Prayer is not always easy and I still have days when I fail miserably. What prevents me from giving-up is knowing that prayer is not about me, but about God. It is about responding to His invitation of love and doing all that we can to battle any obstacles that come between us.
Prayer is a “battle” and the battlefield is in our hearts. Will we give-up and run away or fight until the last breath leaves our body?
Just like any relationship, prayer does not “happen” overnight. Relationships develop over time and take a lot of effort to maintain. I did not meet my wife and then propose to her on the same day. I needed to develop our friendship first. Even after the wedding I could not hang up my hat and suddenly stop talking to my wife and never go out on another date. If I did our marriage would cease to exist.
It is the same with prayer.
We can not expect prayer to be perfect and never experience any difficulties. Even the saints struggled with prayer throughout their entire lives. Prayer requires great effort and is meant to grow over time.
The Catechism uses even stronger words and instructs us to engage in a “battle” in the midst of our difficulties,
“[O]ur battle has to confront what we experience as failure in prayer: discouragement during periods of dryness; sadness that, because we have “great possessions,” we have not given all to the Lord; disappointment over not being heard according to our own will….The conclusion is always the same: what good does it do to pray? To overcome these obstacles, we must battle to gain humility, trust, and perseverance” (CCC 2728, emphasis added).
Often this battle occurs against our own human nature, as the Catechism explains,
“In positive terms, the battle against the possessive and dominating self requires vigilance, sobriety of heart.” (CCC 2730).
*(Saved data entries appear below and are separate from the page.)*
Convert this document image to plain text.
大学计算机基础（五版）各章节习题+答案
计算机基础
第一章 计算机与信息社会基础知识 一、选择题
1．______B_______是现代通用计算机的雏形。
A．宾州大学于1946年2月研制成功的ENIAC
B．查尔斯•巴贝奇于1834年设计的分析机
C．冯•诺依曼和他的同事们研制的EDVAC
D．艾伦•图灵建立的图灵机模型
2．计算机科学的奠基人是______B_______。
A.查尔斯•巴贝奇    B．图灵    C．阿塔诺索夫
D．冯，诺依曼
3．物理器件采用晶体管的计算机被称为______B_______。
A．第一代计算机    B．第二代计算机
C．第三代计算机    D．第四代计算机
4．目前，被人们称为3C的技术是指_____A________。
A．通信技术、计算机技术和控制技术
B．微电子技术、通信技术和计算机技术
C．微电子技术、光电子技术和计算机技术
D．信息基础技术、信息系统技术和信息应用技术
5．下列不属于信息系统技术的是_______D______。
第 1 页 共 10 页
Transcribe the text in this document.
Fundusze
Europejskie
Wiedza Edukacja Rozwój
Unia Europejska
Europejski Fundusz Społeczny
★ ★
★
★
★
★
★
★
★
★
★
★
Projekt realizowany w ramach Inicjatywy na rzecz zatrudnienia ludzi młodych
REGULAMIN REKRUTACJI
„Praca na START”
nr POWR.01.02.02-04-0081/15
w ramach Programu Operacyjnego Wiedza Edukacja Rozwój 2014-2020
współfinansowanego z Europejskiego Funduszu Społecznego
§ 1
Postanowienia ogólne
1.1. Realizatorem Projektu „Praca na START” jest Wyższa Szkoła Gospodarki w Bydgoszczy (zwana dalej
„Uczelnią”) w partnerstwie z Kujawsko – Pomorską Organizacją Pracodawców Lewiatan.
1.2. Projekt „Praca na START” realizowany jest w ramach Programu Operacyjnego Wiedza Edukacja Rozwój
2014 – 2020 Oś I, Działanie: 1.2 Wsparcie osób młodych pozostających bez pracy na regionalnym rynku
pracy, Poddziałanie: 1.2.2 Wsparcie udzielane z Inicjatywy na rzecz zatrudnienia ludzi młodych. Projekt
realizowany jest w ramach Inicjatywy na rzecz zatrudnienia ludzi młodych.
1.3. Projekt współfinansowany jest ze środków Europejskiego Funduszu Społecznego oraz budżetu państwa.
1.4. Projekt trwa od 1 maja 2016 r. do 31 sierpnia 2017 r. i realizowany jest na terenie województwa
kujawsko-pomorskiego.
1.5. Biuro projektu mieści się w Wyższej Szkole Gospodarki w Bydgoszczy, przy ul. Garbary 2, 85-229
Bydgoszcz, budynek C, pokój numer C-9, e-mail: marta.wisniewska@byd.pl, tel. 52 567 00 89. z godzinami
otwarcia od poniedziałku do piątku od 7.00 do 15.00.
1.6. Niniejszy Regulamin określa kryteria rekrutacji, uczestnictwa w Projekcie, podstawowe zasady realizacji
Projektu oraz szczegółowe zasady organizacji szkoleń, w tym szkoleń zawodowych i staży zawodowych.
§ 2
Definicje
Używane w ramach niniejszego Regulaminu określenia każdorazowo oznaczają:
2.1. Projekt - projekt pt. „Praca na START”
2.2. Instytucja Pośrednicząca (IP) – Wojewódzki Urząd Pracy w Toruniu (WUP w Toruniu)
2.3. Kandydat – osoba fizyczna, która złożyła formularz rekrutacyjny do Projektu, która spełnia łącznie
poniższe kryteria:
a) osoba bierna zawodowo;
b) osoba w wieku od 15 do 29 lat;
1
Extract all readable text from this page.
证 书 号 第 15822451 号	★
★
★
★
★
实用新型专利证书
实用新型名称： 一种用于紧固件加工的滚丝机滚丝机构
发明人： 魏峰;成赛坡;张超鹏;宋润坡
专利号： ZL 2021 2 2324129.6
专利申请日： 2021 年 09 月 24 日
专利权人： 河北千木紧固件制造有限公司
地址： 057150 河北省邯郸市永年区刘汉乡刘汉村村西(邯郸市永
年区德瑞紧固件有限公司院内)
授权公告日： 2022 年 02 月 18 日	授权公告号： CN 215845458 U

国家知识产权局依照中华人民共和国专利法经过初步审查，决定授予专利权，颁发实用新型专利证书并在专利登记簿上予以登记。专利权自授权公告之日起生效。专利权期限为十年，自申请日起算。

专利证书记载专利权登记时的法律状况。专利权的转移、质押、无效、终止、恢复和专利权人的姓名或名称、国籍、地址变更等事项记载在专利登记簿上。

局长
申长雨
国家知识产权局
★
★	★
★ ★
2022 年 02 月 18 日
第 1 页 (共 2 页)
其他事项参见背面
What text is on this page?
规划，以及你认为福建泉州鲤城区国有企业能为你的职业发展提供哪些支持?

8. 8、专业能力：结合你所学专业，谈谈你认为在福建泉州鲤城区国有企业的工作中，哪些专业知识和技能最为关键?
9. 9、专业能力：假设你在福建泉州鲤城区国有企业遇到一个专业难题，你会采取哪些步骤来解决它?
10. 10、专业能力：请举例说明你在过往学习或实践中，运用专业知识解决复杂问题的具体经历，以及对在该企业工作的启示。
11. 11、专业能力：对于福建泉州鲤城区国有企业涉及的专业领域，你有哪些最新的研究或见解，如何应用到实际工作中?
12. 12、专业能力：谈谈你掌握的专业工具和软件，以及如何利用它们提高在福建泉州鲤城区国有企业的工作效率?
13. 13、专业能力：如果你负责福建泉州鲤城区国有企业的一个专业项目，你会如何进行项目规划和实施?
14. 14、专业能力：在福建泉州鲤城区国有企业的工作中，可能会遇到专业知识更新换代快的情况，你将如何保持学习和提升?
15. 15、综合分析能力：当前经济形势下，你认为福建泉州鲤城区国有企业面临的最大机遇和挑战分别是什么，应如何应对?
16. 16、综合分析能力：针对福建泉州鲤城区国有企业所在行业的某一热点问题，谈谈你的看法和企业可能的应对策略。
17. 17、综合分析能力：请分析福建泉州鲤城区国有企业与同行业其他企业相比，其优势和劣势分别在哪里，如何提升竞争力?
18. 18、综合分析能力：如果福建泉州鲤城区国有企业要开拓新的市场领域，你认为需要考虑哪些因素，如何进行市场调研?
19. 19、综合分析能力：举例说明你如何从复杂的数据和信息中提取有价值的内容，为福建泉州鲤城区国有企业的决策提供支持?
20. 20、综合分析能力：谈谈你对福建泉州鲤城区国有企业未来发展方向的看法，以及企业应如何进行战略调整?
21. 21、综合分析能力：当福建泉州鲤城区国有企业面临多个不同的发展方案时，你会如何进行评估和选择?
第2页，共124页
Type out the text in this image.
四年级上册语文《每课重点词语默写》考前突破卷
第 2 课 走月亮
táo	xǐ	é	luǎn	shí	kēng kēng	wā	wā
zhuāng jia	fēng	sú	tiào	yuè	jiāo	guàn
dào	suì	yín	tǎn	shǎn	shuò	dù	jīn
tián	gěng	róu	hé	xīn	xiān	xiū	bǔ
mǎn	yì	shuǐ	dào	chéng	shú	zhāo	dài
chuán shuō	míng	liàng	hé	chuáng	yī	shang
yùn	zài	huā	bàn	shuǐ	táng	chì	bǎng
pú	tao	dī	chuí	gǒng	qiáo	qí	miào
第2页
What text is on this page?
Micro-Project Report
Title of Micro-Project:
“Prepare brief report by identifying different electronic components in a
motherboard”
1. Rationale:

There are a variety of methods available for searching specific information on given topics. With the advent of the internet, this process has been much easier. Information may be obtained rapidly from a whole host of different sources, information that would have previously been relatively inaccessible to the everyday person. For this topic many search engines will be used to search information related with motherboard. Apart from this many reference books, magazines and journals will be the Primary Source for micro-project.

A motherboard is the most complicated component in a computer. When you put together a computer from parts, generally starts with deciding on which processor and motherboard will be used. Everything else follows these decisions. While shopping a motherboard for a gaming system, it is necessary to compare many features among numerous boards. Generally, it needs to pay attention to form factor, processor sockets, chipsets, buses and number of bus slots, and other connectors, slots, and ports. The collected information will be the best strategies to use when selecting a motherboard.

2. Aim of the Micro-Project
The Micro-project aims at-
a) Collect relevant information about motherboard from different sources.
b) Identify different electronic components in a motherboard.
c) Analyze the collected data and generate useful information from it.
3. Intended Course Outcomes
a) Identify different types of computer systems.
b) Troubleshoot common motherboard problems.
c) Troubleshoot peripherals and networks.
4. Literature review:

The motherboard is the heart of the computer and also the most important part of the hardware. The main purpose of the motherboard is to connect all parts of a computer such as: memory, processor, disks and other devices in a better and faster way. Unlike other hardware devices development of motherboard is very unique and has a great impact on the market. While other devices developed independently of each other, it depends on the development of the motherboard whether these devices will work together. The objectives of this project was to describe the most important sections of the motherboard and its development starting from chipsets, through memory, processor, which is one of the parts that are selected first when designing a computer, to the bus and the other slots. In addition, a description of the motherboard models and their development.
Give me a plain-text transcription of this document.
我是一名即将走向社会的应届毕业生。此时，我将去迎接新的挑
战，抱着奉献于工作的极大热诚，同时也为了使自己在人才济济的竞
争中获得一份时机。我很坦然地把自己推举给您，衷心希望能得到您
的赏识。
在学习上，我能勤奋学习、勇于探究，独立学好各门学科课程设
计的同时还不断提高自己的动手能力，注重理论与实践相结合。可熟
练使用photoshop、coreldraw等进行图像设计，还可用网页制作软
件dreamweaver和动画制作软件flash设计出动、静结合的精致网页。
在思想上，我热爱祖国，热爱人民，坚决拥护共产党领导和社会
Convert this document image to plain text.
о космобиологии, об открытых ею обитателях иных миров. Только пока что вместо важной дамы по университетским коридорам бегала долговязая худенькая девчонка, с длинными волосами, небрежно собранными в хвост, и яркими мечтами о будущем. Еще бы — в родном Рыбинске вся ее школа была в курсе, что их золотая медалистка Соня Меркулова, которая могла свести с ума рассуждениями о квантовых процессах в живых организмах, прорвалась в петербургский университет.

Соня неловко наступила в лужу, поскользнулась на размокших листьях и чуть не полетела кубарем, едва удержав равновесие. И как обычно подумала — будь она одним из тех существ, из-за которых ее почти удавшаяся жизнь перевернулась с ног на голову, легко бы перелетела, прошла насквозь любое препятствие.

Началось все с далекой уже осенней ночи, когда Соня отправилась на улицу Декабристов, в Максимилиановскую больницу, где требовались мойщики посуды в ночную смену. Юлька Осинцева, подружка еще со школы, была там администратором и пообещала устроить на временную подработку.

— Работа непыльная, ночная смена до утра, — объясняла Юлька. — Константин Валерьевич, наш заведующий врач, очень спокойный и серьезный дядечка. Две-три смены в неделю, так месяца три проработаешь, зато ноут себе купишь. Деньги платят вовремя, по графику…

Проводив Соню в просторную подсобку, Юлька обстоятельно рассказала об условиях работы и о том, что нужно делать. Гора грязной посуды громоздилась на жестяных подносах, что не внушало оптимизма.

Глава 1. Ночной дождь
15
The most common enemy during prayer is our own sinful tendencies and our own lack of virtue.
Another way to explain the complexity of prayer is by comparing it to physical exercise. Lifting weights and running long distances takes time and effort to master. I can not simply go outside and sprint a full mile and expect to be a world-class runner. I must start slow and then gradually increase my speed over several months and years before I can master it.
It is the same with prayer.
As Jim Beckman explains,
“Neither does the interior life come naturally. Why is it that so many people can push through seemingly endless obstacles to work out, but when one hurdle presents itself to prayer or spiritual disciplines, most seem to falter? I believe that if we are going to succeed in the spiritual journey, we need to approach our spirituality a bit more like our workout schedule” (God, Help Me: How to Grow in Prayer, 112).
We should not stop praying when an obstacle or distraction comes our way. Prayer is not going to be easy and we shouldn’t expect to be perfect or receive divine revelations from an archangel. Saint Teresa of Avila explained the different levels of prayer in the terms of an “Interior Castle.” We do not immediately start out in the “Seventh Mansion,” but work our way closer to God from the outside, beginning in the “First.” This is very important to remember as it will put our prayer life in perspective.
Above all things, we should struggle and keep struggling. The worst thing that we can do is give-up. When we do that the Enemy of our soul is victorious.
As we enter into this season of Advent, let us not lose heart if we struggle in prayer, but offer that too as a sacrifice to God. We must surrender all that we are to him, even our weaknesses. Jesus alone has the ability to perfect what is imperfect and will transform our struggles and sufferings into something new.